FT Vest Growth-100 Buffer ETF - March (QMAR) seeks to provide exposure to the growth of the Nasdaq-100 Index while offering downside protection through a defined outcome strategy. This buffer ETF uses options to limit losses to approximately 10-15% while capping upside gains, resetting annually each March.
How It Works
QMAR employs a sophisticated options overlay strategy that purchases protective puts and sells call options on the Nasdaq-100 Index to create a defined risk-return profile. The fund resets its buffer and cap levels each March, establishing new downside protection and upside limits for the upcoming 12-month period.

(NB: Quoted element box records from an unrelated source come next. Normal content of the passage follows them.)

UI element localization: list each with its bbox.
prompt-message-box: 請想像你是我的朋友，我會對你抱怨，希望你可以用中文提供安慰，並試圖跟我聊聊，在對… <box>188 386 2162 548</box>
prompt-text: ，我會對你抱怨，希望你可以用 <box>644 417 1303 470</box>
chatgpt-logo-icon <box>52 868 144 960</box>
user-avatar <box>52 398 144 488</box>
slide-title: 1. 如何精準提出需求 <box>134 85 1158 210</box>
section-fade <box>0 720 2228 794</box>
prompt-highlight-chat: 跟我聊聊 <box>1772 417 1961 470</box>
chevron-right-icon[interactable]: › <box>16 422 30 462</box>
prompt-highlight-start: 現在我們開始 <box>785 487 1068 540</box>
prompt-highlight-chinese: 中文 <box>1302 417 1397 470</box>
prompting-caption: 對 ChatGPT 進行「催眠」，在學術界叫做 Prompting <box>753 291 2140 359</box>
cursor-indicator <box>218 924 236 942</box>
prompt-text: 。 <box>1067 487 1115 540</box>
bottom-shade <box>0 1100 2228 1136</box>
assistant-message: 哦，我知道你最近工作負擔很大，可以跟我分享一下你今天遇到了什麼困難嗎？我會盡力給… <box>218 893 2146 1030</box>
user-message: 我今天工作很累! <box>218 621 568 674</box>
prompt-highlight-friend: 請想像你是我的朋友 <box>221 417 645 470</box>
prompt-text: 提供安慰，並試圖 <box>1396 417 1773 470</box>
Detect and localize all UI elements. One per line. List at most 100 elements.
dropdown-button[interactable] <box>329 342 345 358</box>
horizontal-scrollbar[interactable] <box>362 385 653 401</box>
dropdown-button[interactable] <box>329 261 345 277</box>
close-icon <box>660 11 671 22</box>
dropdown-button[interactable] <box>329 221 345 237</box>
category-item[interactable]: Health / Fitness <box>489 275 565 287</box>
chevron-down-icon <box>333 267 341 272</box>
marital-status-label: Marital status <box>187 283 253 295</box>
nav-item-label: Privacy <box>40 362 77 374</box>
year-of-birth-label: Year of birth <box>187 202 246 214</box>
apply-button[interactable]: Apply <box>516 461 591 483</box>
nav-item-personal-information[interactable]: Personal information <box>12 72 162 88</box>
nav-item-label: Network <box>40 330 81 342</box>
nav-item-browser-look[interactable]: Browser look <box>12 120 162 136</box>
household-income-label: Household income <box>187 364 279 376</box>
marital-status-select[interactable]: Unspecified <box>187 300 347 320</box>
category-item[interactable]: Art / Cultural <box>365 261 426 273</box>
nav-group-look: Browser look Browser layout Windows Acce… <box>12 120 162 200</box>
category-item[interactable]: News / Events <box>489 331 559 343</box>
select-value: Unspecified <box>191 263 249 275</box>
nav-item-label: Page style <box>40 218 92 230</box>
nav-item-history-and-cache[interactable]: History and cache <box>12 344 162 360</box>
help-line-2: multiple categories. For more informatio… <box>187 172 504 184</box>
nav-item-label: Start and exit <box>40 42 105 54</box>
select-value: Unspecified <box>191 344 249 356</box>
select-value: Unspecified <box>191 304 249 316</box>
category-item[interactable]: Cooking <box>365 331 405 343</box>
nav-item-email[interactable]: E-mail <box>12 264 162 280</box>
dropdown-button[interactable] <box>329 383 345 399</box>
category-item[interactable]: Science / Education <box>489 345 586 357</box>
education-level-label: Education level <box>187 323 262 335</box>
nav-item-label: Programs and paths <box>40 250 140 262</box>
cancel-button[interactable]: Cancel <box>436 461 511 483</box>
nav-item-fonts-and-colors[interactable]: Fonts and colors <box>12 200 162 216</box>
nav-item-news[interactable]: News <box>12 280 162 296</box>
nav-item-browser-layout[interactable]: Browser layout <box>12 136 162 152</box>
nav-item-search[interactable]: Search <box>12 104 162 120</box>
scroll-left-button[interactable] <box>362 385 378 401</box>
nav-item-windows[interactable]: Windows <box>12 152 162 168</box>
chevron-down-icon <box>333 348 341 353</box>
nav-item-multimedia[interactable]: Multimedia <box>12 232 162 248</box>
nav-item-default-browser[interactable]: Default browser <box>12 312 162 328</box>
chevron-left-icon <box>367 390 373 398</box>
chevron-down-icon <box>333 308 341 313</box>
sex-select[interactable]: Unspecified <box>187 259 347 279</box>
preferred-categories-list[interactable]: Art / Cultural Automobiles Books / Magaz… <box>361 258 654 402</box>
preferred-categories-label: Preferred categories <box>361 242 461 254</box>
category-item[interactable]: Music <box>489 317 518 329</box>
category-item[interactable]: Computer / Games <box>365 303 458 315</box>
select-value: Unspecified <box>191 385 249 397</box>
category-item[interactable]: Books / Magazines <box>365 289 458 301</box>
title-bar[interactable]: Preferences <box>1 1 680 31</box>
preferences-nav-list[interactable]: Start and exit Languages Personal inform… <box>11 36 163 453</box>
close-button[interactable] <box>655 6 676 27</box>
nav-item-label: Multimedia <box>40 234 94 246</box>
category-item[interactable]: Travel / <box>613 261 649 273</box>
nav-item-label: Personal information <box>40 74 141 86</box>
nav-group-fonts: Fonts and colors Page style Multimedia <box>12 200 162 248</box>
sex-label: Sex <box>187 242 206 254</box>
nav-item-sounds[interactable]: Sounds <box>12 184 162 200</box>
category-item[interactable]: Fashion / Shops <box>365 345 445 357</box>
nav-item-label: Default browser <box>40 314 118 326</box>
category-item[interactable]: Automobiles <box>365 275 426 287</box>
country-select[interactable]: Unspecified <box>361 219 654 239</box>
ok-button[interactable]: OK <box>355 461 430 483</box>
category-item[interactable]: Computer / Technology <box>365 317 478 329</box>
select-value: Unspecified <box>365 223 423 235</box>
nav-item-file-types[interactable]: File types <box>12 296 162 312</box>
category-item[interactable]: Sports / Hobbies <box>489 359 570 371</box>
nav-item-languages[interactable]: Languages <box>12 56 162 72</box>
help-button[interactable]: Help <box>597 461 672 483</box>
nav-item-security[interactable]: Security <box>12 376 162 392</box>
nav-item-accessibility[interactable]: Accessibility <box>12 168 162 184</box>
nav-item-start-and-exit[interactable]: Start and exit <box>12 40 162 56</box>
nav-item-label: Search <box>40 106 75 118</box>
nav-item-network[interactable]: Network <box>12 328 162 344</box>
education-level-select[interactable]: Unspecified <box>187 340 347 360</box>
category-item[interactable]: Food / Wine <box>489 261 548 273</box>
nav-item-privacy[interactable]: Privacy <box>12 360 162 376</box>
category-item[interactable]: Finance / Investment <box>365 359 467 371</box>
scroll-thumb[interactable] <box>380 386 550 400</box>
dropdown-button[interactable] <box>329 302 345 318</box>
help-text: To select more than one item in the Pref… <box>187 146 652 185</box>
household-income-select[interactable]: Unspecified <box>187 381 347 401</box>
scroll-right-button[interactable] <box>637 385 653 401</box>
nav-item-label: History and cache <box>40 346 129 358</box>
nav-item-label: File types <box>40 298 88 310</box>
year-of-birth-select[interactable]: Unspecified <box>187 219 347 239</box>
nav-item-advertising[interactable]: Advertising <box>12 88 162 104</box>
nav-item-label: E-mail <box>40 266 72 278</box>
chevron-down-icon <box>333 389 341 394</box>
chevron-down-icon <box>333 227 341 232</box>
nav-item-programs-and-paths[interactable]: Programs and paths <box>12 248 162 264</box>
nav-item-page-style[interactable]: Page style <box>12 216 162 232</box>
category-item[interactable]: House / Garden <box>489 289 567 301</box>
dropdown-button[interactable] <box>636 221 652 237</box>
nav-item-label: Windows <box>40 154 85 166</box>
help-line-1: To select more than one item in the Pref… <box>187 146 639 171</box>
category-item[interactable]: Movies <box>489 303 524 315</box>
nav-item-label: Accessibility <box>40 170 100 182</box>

This active options-based approach requires continuous monitoring and adjustment of derivatives positions to maintain the targeted outcome range throughout the annual cycle.
Key Features
- Provides 10-15% downside buffer protection against Nasdaq-100 losses while maintaining upside exposure to technology growth
- Annual reset in March allows investors to lock in new protection levels and upside caps
- Eliminates need for individual investors to construct complex options strategies on high-growth technology stocks
Risks
- This ETF can lose value if Nasdaq-100 declines exceed the buffer level, exposing investors to full losses beyond the protection threshold
- Upside gains are capped at predetermined levels, potentially missing significant technology rallies that exceed the annual ceiling
- Options strategies create complexity risk where derivatives may not perform as expected during extreme market volatility or liquidity crunches
Who Should Own This
Best suited for conservative growth investors with 1-year holding periods who want technology exposure with downside protection. Medium risk tolerance required as losses can still occur beyond buffer levels. Works as a satellite holding (5-15% allocation) for investors seeking defined outcomes rather than unlimited upside potential.